Çatlamış toprağın suya hasreti gibidir: abdest. Abdest azalarımız hasret ona. Çölde bir kuşun suya özlemi gibi, vücut ikliminde abdeste özlem duyar başımız, kollarımız, ayaklarımız. Yarın kıyamette abdest azalarından tanınası insanı, mahrum bırakmak istemez o nurdan ve kurtuluştan. Kendi de, o gün görevini en iyi yapabilmek için, hasreti feryada dönüşür her geçen gün. Ne mutlu bu hasreti hissedip, suya koşarak, bu feryadı dindirenlere.
Efendimiz (Erihna Ya Bilal ) bizi ferahlat, Ya Bilal dediğinde; Bilal ezan okumaya davranırken… Ferahlığın ve arınmanın ilk habercisidir abdest.
Namaza insanı hazırlayan bedeni bir uyanıştır. O’na yönelirken temsili bir temizlik. Yola koyulurken alınacak ilk azık. Yağmurdan önce esen serin yayla rüzgârları, rahmet yağmurlarından sonra kokan toprak kokusu. Çıplak abdest azalarıyla buluştu mu su, insanı aslına döndürür. Tıpkı toprakla buluşması gibi. Gül bahçesine girmek için atılan ilk adımdır. Gül kokusuyla birlikte tüm baharları sunar ona ve insanın en verimli çağı başlar. Yüzünden nurlar saçılırken, gönlünde sonsuza rahmet kapıları açılır.
Çocukça ilk farkındalığımdı abdest. Arkadaşlarla yapılan en çok abdest alma yarışları. Abdest almak için gidilen değişik yayla pınarları. Abdestim; ahirette nurum, dünyada sürurum. Adını koyamadığım tadım, tadına doyamadığım sükûnum.

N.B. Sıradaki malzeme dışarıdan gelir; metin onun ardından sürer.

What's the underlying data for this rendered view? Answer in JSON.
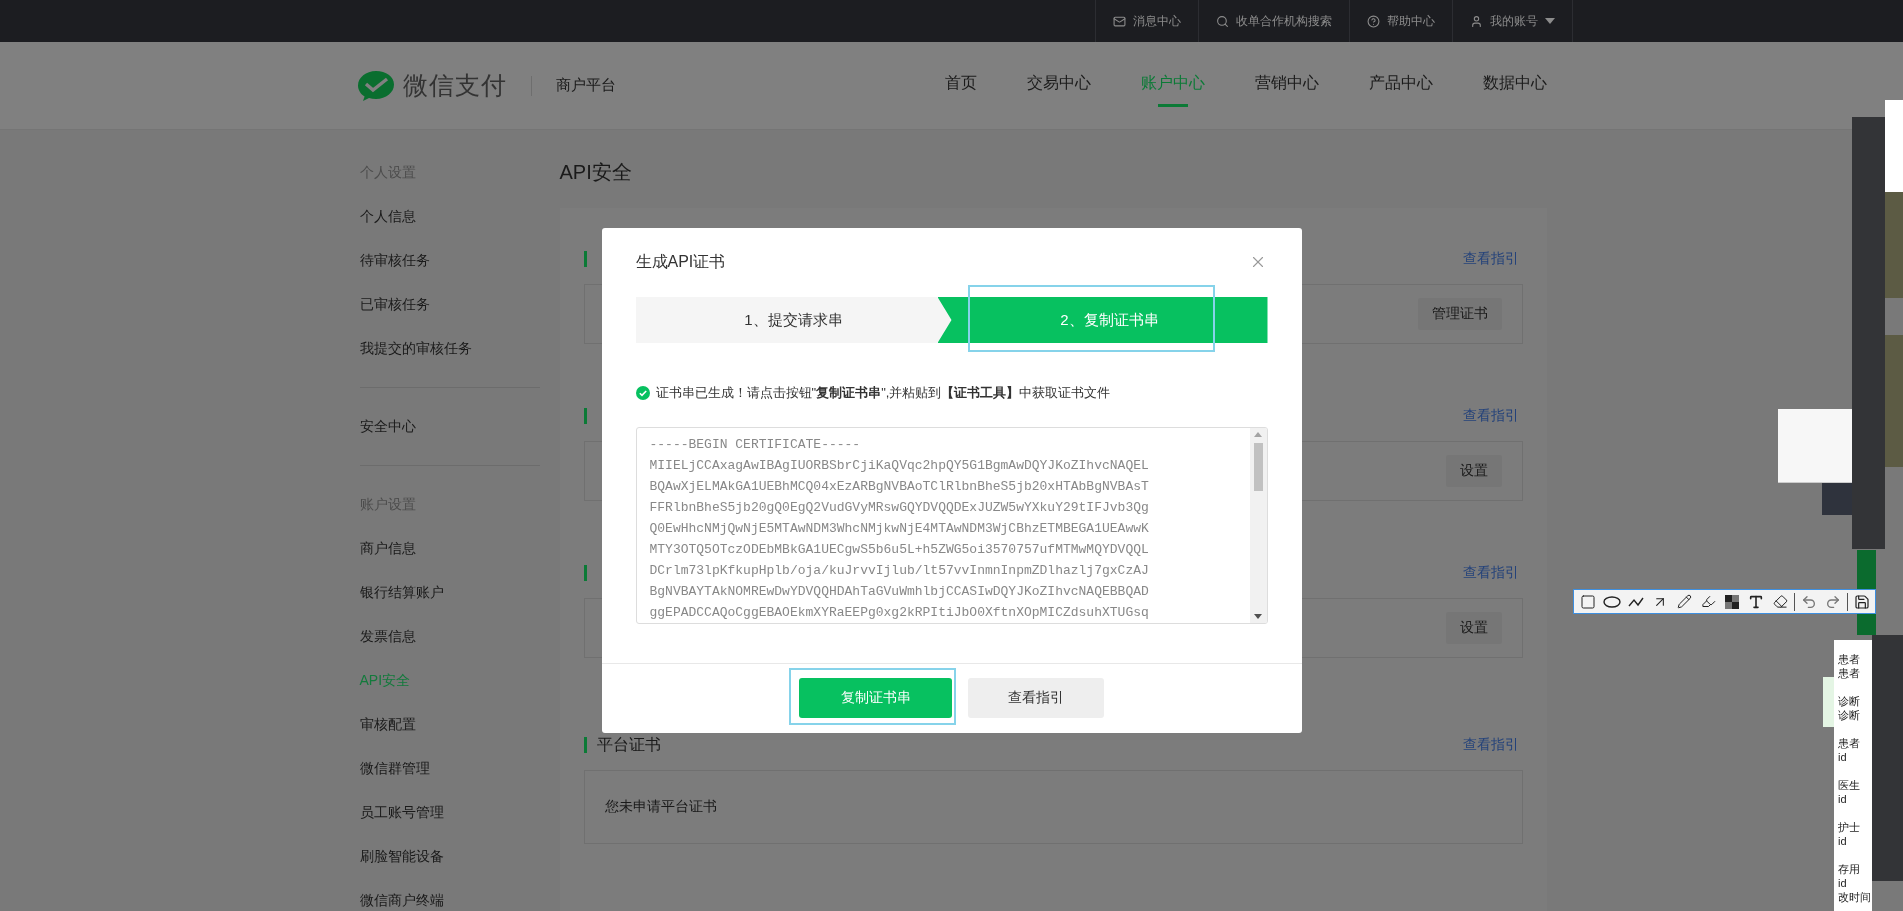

Emniyetin ve güvenin kalmadığı bir dünyada, anne karnı emanı sunar bize abdest. Her bir abdest duası, bambaşka manevi iklimlerden gelen nur damlaları gibi tertemiz yapar ruhumuzu. Ve her vakit kapıdan yolladığım her cana çağın modern kelepçesi telefonunu aldın mı? Yerine
-Yanına abdestini aldın mı? Hatırlatması gönlüme esenlik verirken günüme huzur katar.
Zaman zaman gençlerde bu farkındalığı oluşturmak için muzipçe sorarım:
-Yanında abdesti olan var mı?
Bazıları güler, bazıları anlamsız anlamsız yüzüme bakar, bazıları da hocam espri anlayışınız ne kadar geniş diyerek bana takılır.
-Gençler her şey parayla alınmıyor, bazı şeylerin alınması için abdestin olması gerek diyorum. Bu sefer hepsinde bir şaşkınlık çıt çıkmaz gruptan. Gözlerinden okurum meraklarını, abdestle alınan şey nedir? diye.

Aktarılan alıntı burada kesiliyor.